The cure is love, and understanding, and empathy. To respect people enough so that they feel safe. In safety we confide. And if we feel safe and supported, we may dare take a chance. I bet psychologists already know this, and I’m not really telling anything new here. They can probably even tell me a great deal of nuance that I’m neglecting to include. Because do you see what I did there? I said I didn’t want to theorise over the backs of mental health patients, yet I did it anyway. Maybe I felt entitled, because I was one of them. And because I was one of them it had become a tangible thing to me. So I did that thing where I put my overburdening sense of abstract thought into it and found myself a solution. It worked for me, so I see value in describing it, so hopefully others can make it work for them too.
But one thing I do know: In doing so, I have a knack for crossing boundaries. I don’t care if they’re intellectual boundaries, personal boundaries, or psychological boundaries. I will find a way to take their very definitions and use them in a way that works for me. I don’t even see the malice in it, because I don’t think I have any malicious intent behind it. But I do know that if I’m not careful, I still have this capacity for oppressive behaviour in me. I believe in free will, so if I will it, I can choose oppression. There’s a dangerous capacity for corruption in me, although I don’t believe it’s unique to me. That’s why I’ve decided a long time ago that I must anchor myself in intellectual honesty, because if I cannot be honest and consistent, all bets are off. But it took me a long time to realise that even intellectual honesty is not enough. Because it doesn’t matter how much you believe that you’re being intellectually honest, a single honest intellectual mistake can undermine your entire ethos. That’s why we need to listen to reason and emotion. And also why we need to listen to others as well as ourselves. And that’s why I think establishing the Philosophy of Balance is a good thing, because it’s my attempt to give moral guidance, through both rational as well as empathic grounding. The philosophy is rooted in the deepest pits of metaphysics and scales all the way up to enlightened views on society.

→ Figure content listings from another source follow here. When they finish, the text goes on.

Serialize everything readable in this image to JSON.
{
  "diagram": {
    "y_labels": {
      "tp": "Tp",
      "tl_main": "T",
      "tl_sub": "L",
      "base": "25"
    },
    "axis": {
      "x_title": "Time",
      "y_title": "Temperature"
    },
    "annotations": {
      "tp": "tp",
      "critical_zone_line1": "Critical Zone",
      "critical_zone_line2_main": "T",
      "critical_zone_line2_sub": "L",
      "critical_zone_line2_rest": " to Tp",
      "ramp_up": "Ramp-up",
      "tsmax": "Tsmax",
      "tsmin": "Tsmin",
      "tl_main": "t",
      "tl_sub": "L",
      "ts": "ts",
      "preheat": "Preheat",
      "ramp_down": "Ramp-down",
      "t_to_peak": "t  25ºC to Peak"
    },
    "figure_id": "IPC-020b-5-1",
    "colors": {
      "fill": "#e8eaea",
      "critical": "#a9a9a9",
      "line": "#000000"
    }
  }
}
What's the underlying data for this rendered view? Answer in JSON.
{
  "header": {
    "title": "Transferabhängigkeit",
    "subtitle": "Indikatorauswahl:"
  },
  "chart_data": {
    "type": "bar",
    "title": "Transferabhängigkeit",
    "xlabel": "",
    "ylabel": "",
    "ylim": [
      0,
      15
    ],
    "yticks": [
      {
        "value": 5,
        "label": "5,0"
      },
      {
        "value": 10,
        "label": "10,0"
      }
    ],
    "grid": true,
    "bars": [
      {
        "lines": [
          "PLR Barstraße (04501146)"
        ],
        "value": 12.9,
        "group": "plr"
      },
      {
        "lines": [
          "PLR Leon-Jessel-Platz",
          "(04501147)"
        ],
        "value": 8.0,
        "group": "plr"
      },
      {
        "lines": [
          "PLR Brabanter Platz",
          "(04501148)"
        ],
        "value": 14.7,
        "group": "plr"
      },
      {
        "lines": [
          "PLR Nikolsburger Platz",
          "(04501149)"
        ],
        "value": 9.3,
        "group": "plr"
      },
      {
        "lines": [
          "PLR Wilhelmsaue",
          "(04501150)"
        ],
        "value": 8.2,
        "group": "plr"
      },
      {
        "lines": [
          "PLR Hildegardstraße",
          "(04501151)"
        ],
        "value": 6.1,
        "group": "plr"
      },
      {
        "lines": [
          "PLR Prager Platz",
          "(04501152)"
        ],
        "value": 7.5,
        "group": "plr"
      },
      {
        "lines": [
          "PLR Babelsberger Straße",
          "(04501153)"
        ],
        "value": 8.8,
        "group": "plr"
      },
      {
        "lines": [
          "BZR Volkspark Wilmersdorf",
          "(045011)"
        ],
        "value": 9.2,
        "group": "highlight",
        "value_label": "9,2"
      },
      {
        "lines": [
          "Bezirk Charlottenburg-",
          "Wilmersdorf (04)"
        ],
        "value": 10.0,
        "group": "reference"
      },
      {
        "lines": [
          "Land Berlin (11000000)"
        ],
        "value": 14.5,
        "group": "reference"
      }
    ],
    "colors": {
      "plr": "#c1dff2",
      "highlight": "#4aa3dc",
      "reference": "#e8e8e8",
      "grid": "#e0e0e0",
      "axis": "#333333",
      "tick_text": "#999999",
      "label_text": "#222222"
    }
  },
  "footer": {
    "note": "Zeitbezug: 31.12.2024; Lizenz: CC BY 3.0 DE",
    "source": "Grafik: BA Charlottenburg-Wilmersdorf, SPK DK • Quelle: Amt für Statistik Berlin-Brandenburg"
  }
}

And it’s been kind of a hard road for me to discover all these lessons. So it still baffles me that as a society we don’t see the value in guiding people along this path. I think it’s partly again a sense of trauma, a leftover of the rigidness from when religion prescribed our thinking. The rigidness that we struggled to get away from. We don’t want to repeat our past mistakes, so we don’t want to prescribe people what they must believe.
And that’s fair, I don’t want to prescribe people what they must believe either. The Philosophy of Balance is a statement against extremism, against corruption, and against bigotry. But it’s not a statement that tells you what to believe. I offer you my perspective and I hope you take away the parts that resonate with you. But I will not force you to take away anything. I know that I cannot, because to presume otherwise would be a betrayal of my respect for your free will.
I merely want to make people think. So they can learn to ask the right questions. So that they can find their ideas of truth.
And that’s something I believe we should embed in our education. In schools. Everyone should follow classes in philosophy. I would never presume to prescribe the Philosophy of Balance. But we need more philosophy in general. So that we learn to ask the right questions.
We all ask ourselves these questions anyway. As kids we must, in order to make sense of the world. We all find our subjective truths. But it’s all too easy to develop an incomplete understanding. One with blind spots, for empathy or boundaries, or even for objective truth altogether. We need to question our own understanding. And it’s really best we do this before we solidify into adulthood.
What we need is an education system that guides us into open-mindedness and leaves us with an understanding of the value of respect and empathy.